The mechanism is the tight coupling. The transformer accelerator shares the same L2 memory island as the nine RISC-V cores, with quality-of-service guarantees for latency-critical traffic that achieve up to 16x latency reduction for time-sensitive inference requests. This is not a GPU-beside-an-MCU architecture. The accelerator is part of the compute cluster, not bolted on. That means the RISC-V cores handle pre/post-processing, control logic, and fallback workloads without the overhead of a separate runtime or cross-interconnect handoff.

The constraint being removed is the binary choice in edge AI silicon: proprietary accelerators (efficient, inflexible, closed) versus general-purpose RISC-V (flexible, power-hungry when handling matrix math). Chimera is in silicon, not simulation, proving the hybrid approach works on a real tape-out on a commercially available node. The 22nm FDX process (GlobalFoundries) is accessible to teams that cannot afford TSMC 5nm tape-outs.

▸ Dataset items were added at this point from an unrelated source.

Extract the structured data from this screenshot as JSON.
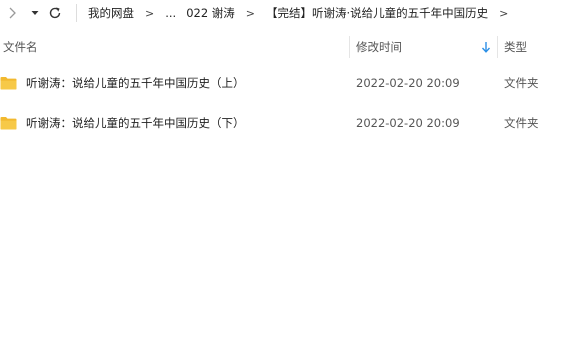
{
  "toolbar": {
    "back_icon": "chevron-right-icon",
    "dropdown_icon": "caret-down-icon",
    "refresh_icon": "refresh-icon"
  },
  "breadcrumb": {
    "items": [
      "我的网盘",
      "...",
      "022 谢涛",
      "【完结】听谢涛·说给儿童的五千年中国历史"
    ],
    "separator": ">"
  },
  "columns": {
    "name": "文件名",
    "modified": "修改时间",
    "type": "类型"
  },
  "files": [
    {
      "name": "听谢涛：说给儿童的五千年中国历史（上）",
      "modified": "2022-02-20 20:09",
      "type": "文件夹"
    },
    {
      "name": "听谢涛：说给儿童的五千年中国历史（下）",
      "modified": "2022-02-20 20:09",
      "type": "文件夹"
    }
  ],
  "colors": {
    "folder": "#f7c948",
    "folder_tab": "#f2b92f",
    "sort_arrow": "#2b8fe6"
  }
}
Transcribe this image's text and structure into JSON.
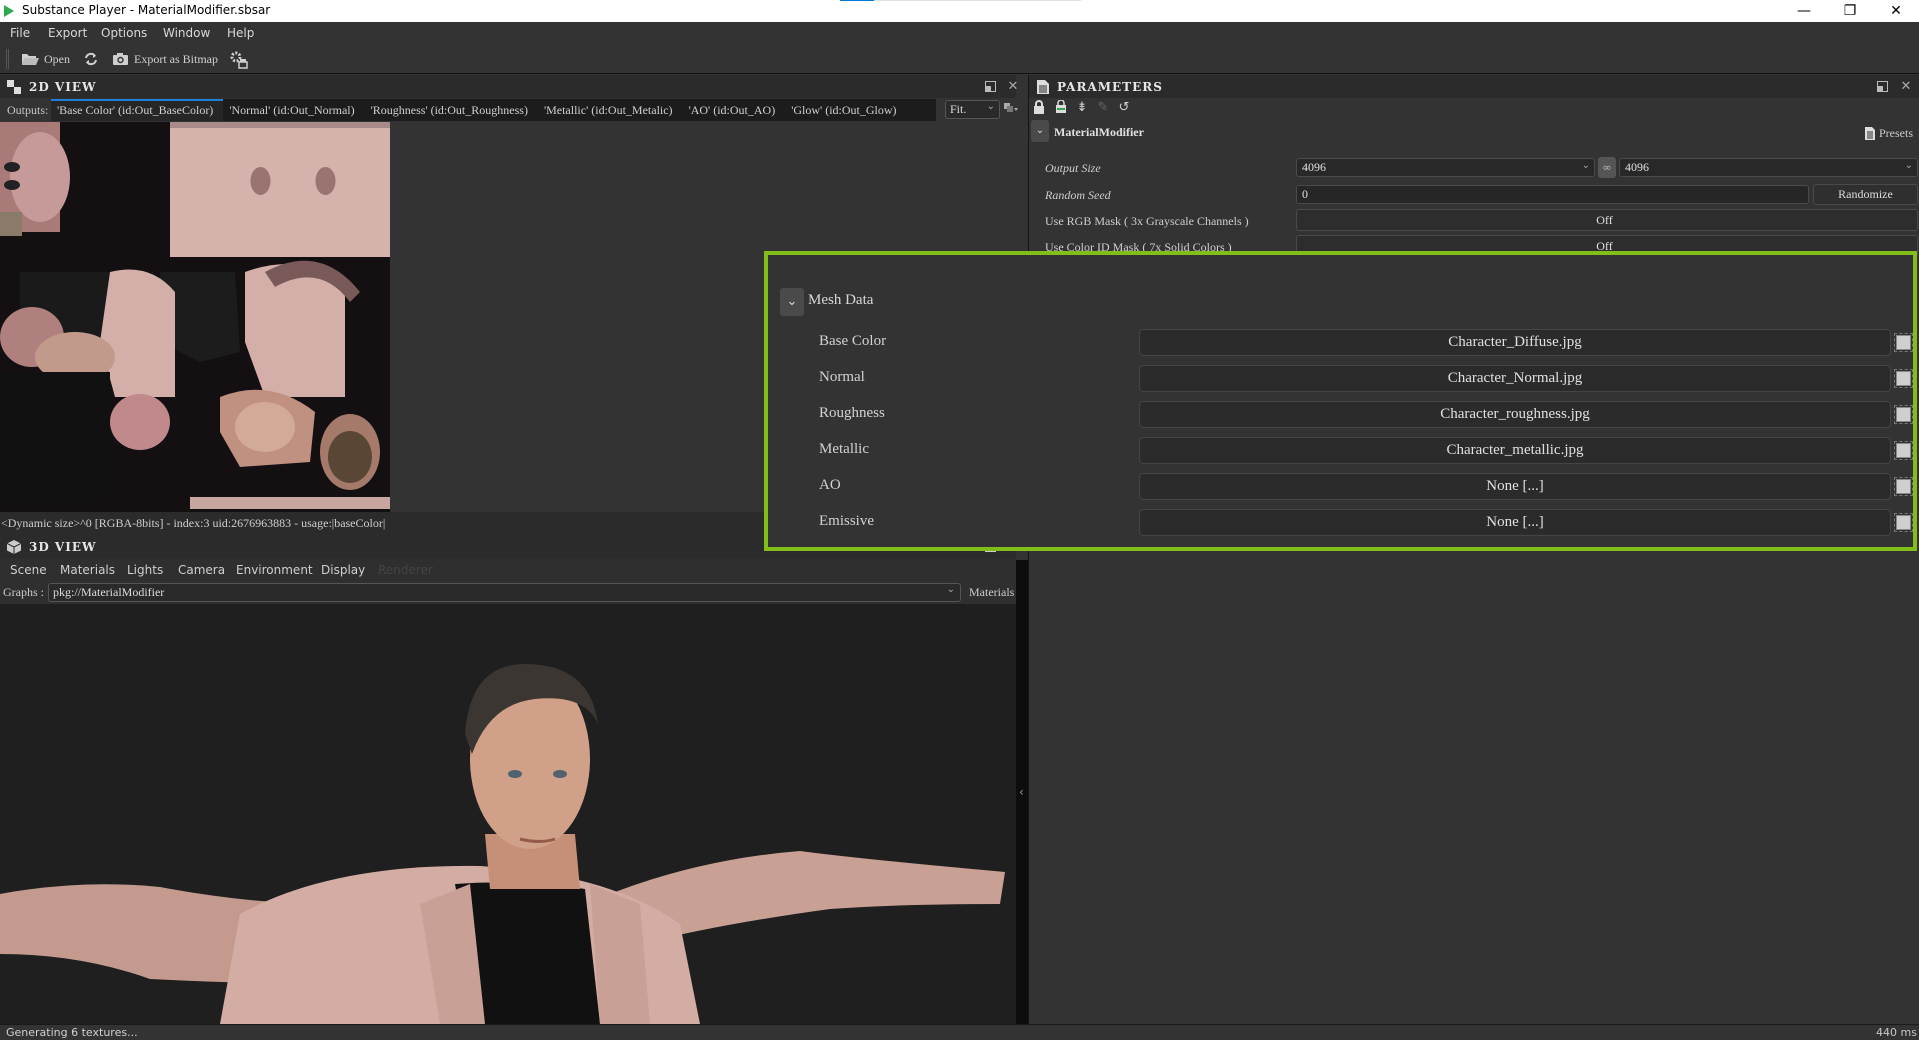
{
  "window": {
    "title": "Substance Player - MaterialModifier.sbsar",
    "progress_fraction": 0.14,
    "minimize": "—",
    "restore": "❐",
    "close": "✕"
  },
  "menu": [
    "File",
    "Export",
    "Options",
    "Window",
    "Help"
  ],
  "toolbar": {
    "open_label": "Open",
    "export_label": "Export as Bitmap",
    "icons": {
      "open": "folder-open-icon",
      "refresh": "refresh-icon",
      "camera": "camera-icon",
      "settings": "render-settings-icon"
    }
  },
  "view2d": {
    "title": "2D VIEW",
    "outputs_label": "Outputs:",
    "outputs": [
      "'Base Color' (id:Out_BaseColor)",
      "'Normal' (id:Out_Normal)",
      "'Roughness' (id:Out_Roughness)",
      "'Metallic' (id:Out_Metalic)",
      "'AO' (id:Out_AO)",
      "'Glow' (id:Out_Glow)"
    ],
    "active_output": 0,
    "zoom_mode": "Fit.",
    "texture_info": "<Dynamic size>^0 [RGBA-8bits] - index:3 uid:2676963883 - usage:|baseColor|"
  },
  "view3d": {
    "title": "3D VIEW",
    "tabs": [
      "Scene",
      "Materials",
      "Lights",
      "Camera",
      "Environment",
      "Display",
      "Renderer"
    ],
    "disabled_tabs": [
      "Renderer"
    ],
    "graphs_label": "Graphs :",
    "graphs_value": "pkg://MaterialModifier",
    "materials_label": "Materials"
  },
  "parameters": {
    "title": "PARAMETERS",
    "graph_name": "MaterialModifier",
    "presets_label": "Presets",
    "rows": {
      "output_size": {
        "label": "Output Size",
        "value_x": "4096",
        "value_y": "4096"
      },
      "random_seed": {
        "label": "Random Seed",
        "value": "0",
        "button": "Randomize"
      },
      "rgb_mask": {
        "label": "Use RGB Mask ( 3x Grayscale Channels )",
        "value": "Off"
      },
      "color_id_mask": {
        "label": "Use Color ID Mask ( 7x Solid Colors )",
        "value": "Off"
      }
    }
  },
  "mesh_data": {
    "title": "Mesh Data",
    "highlight_color": "#82bd1a",
    "items": [
      {
        "label": "Base Color",
        "value": "Character_Diffuse.jpg"
      },
      {
        "label": "Normal",
        "value": "Character_Normal.jpg"
      },
      {
        "label": "Roughness",
        "value": "Character_roughness.jpg"
      },
      {
        "label": "Metallic",
        "value": "Character_metallic.jpg"
      },
      {
        "label": "AO",
        "value": "None [...]"
      },
      {
        "label": "Emissive",
        "value": "None [...]"
      }
    ]
  },
  "status": {
    "message": "Generating 6 textures...",
    "time": "440 ms"
  }
}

For teams designing edge AI inference hardware in the 2026-2027 window: the open RISC-V + domain-specific cluster pattern is now validated in silicon at competitive efficiency. The architectural bet is available to any team with GF22FDX access and a cluster microarchitecture. The IP vendors who still sell closed-ISA MCUs with bolt-on neural engines have 18 months before this paper's successors are production silicon from three directions at once.